C’era una volta... Potrebbe iniziare così la storia di ogni vitigno autoctono del nostro Paese, perché sono unici ed irripetibili, perché la loro origine è antica, perché il loro cuore è legato a miti e leggende e perché parlano il dialetto del territorio. Siamo nella pianura ravennate, terra del trebbiano e degli alberi da frutto sparsi tra le vigne, precisamente a Boncellino, frazione di Bagnacavallo, dove nacque quel brigante cortese, Stefano Pelloni detto il Passatore, e proprio qui abita la famiglia Longanesi che conserva l’antico vitigno autoctono, l’uva Bursona.
Questo vitigno è stato scoperto in tempi relativamente recenti attorno agli anni ’20 nel podere acquistato dalla famiglia Longanesi. La vite era abbarbicata ad una quercia vicino ad un capanno da caccia e fungeva da richiamo per gli uccelli da passo. Storicamente potrebbe essere uno dei vitigni coltivati tra i fiumi Senio e Lamone, citati da autori classici latini, che si è mantenuto attraverso i secoli grazie alla sua rusticità e alla conformazione dei grappoli composti da piccoli acini dalla buccia spessa resistenti alle malattie fungine.
Questa vite sconosciuta incuriosì Angelo Longanesi per la dolcezza e la capacità di rimanere sana fino a tardo autunno, così verso gli anni ‘50 iniziò a fare alcuni innesti e attese la prima uva.
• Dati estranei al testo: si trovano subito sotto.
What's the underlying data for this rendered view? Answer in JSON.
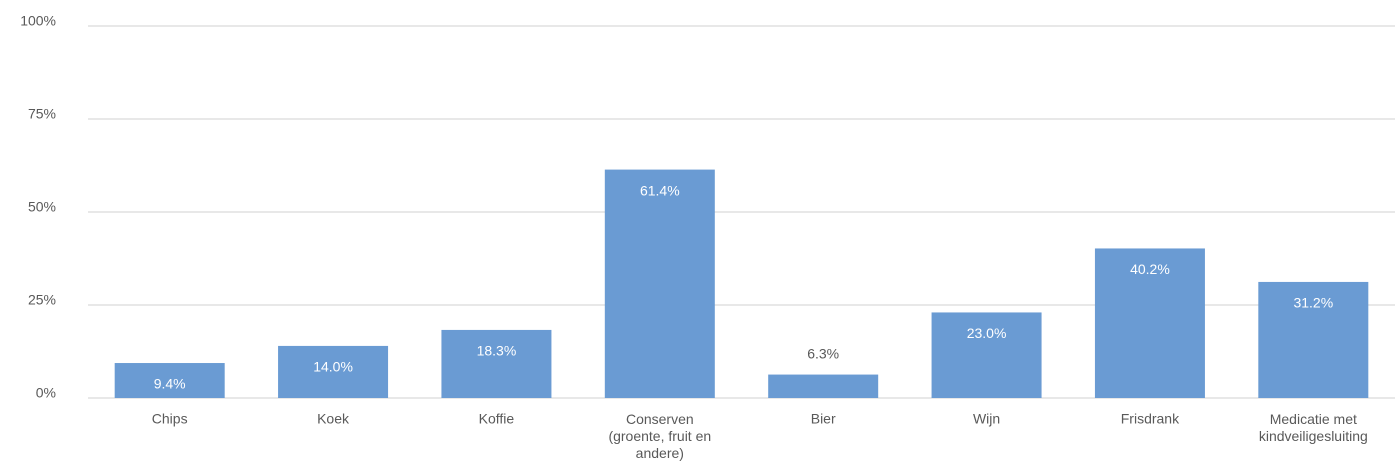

Già dalle prime vinificazioni la gradazione alcolica del vino ottenuto raggiungeva risultati eccezionali difficili da ottnere nella pianura romagnola. La nascita del Bursôn come vino, il cui nome deriva dal patronimico dialettale che identifica la famiglia Longanesi, risale al 1998 quando alcuni produttori decidono di vinificare un grande rosso in pianura. Oggi se ne producono circa 80mila bottiglie nelle province di Ravenna, Forli-Cesena e Bologna ed è il fiore all’occhiello del Consorzio Il Bagnacavallo che dal 1999 valorizza i prodotti del territorio.
L’uva Longanesi è stata iscritta al registro nazionale delle varietà di vite dal 2000, inizialmente era ritenuta un biotipo di Negretto (o Negrettino) uno tra i vitigni autoctoni meno conosciuti dell’Emilia-Romagna, oggi è una varietà originale, non riconducibile a nessuna altra uva presente in catalogo e non assimilabile al Sangiovese, risultato confermato dalle analisi del dna eseguite nel 2002 dall’Istituto Agrario di S. Michele all’Adige.
Il vino ottenuto, Bursôn, dalla vendemmia del 2007 è un Igt ed è regolamentato da un disciplinare che ne prevede due tipologie: etichetta blu che caratterizza un prodotto di pronta beva di un bel colore rosso-violaceo con sentori di viola e frutti a bacca rossa; etichetta nera, più strutturato, prodotto con un 50% di uve appassite in fruttaio con un periodo di invecchiamento maggiore che si arricchisce di aromi di vaniglia e spezie. Un vino che ha bisogno di tempo per essere apprezzato al meglio.